Обратим внимание на противоречивость и особую сложность положения интеллигента-мешочника. Недавним работникам умственного труда было нелегко смириться со своим новым положением — абсолютно ничего общего с прежним не имевшим. «Перековка» (понятие из первых советских лет и десятилетий) была весьма продолжительной и мучительной. Однако, по словам дочери великого писателя А. Л. Толстой, тоже вынужденной заниматься нелегальным самоснабжением, в конце концов «люди, никогда не работавшие, научились... торговать, ездить на буферах, на крышах вагонов». Замечательные способности на мешочническом поприще проявил аристократ и основатель партии кадетов П. Д. Долгоруков. В июле 1918 г. он и его товарищи отправились из Москвы на пароходе в Рязань, где закупили по ценам вдвое ниже московских муку, крупу, окорока и, заплатив за сокрытие провизии пароходной прислуге, привезли все это богатство в столицу «несмотря на два обыска парохода из-за преследуемого мешочничества».

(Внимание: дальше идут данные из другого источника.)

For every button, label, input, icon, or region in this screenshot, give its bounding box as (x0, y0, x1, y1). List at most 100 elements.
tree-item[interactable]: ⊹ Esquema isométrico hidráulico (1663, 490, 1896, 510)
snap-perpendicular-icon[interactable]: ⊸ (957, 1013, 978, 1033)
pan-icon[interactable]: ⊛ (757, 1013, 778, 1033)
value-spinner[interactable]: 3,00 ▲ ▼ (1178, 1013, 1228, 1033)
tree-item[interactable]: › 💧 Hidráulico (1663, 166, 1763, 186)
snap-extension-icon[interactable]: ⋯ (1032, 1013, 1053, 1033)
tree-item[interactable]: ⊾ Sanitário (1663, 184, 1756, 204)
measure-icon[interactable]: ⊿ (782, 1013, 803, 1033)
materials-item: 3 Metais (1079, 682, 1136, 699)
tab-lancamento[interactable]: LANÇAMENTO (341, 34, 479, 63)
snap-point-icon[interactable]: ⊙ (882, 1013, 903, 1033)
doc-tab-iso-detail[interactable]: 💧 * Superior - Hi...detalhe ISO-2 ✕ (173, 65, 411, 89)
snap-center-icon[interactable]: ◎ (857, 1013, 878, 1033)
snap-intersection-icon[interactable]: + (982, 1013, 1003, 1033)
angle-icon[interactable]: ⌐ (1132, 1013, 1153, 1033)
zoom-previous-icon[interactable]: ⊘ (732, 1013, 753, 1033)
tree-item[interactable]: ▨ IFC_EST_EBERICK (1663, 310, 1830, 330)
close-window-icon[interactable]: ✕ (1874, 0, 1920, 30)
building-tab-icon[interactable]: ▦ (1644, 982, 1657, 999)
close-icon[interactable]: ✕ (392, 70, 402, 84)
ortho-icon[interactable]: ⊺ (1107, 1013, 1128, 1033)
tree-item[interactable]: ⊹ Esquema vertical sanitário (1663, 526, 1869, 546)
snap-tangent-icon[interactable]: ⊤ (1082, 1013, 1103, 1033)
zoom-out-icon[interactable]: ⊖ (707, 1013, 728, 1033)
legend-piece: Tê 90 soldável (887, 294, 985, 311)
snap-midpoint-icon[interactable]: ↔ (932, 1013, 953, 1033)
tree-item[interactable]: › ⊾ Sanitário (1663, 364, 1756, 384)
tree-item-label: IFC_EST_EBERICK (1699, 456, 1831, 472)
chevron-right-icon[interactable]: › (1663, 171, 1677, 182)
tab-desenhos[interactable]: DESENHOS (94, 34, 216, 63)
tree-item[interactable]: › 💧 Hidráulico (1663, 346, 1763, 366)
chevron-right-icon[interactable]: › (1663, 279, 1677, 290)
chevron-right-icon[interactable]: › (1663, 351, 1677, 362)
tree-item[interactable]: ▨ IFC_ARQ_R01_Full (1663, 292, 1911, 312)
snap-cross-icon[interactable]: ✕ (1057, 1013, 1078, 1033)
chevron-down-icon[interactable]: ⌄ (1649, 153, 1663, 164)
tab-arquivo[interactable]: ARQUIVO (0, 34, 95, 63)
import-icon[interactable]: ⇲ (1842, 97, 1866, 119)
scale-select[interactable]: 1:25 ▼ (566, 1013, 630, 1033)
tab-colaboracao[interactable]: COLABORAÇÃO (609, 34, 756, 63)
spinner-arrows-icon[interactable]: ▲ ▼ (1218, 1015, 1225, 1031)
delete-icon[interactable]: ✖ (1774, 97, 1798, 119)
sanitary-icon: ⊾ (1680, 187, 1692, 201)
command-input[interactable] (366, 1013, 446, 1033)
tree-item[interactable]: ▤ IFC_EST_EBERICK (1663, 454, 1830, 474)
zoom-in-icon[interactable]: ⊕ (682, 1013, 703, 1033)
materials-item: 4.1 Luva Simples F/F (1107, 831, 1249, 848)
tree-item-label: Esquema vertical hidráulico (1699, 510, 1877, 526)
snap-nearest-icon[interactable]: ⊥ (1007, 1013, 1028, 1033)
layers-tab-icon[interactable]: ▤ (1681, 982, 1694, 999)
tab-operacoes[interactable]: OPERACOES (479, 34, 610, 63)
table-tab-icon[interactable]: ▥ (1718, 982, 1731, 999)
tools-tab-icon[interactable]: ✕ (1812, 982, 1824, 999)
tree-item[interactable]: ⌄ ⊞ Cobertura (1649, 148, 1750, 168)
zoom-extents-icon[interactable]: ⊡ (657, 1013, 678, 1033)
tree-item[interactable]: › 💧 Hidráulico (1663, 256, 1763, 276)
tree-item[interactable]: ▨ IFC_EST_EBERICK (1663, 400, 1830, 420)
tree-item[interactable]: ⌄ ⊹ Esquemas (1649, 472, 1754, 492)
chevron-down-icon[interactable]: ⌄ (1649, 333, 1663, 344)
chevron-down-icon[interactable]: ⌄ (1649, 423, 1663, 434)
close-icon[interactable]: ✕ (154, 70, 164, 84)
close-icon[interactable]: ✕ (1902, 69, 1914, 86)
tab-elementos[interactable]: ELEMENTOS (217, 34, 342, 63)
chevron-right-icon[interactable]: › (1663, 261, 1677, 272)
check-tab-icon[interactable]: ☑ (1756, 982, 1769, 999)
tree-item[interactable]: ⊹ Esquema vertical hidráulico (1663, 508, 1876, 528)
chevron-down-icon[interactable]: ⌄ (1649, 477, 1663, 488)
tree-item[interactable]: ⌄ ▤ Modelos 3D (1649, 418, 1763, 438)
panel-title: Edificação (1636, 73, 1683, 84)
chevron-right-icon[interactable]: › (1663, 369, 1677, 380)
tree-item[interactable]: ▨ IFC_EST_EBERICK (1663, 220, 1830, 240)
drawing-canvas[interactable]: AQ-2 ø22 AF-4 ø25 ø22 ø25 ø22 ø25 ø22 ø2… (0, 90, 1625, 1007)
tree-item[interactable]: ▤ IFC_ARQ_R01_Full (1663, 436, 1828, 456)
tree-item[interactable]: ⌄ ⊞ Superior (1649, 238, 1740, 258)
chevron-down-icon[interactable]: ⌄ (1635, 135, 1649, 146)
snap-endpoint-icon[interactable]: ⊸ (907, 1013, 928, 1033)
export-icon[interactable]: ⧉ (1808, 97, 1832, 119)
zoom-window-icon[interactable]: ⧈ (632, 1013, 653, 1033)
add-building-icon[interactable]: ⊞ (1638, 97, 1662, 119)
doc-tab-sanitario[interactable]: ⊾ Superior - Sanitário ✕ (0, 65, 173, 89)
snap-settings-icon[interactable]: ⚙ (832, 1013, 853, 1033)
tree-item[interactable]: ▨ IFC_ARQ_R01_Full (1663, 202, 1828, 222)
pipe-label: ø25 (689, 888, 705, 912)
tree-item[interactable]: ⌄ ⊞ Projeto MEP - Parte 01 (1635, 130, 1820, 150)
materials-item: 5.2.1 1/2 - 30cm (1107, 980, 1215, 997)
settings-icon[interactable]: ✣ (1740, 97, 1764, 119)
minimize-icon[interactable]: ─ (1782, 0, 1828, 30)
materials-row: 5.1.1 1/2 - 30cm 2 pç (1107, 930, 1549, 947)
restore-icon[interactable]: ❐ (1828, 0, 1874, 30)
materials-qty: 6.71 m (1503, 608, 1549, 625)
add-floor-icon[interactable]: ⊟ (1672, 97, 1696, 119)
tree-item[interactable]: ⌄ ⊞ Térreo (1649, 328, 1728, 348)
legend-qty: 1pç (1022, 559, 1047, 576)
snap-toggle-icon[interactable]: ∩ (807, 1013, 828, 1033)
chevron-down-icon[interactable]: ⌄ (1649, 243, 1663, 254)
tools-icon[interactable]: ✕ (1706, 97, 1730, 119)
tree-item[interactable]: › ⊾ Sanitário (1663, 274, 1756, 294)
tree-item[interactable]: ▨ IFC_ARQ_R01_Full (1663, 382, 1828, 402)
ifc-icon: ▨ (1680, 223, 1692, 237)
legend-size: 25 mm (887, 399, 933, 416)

В особом положении оказались так называемые «гастролирующие профессоры». Как известно, новая власть открыла множество всевозможных учебных заведений и объявила свободный доступ в них. В провинциальных университетах квалифицированных преподавателей катастрофически не хватало. В итоге появилось немало профессоров, переезжавших из вуза в вуз. Из провинции они каждый раз привозили в свои голодные семьи мешки и чемоданы с продуктами. Время от времени власть заботилась о том, чтобы эти люди были обеспечены соответствующими проездными документами и местами в теплушках и вагонных купе. Поэтому иногда гастролирующие профессоры добирались до места назначения в комфортных условиях, а иногда терпели лишения вместе со всеми ходоками.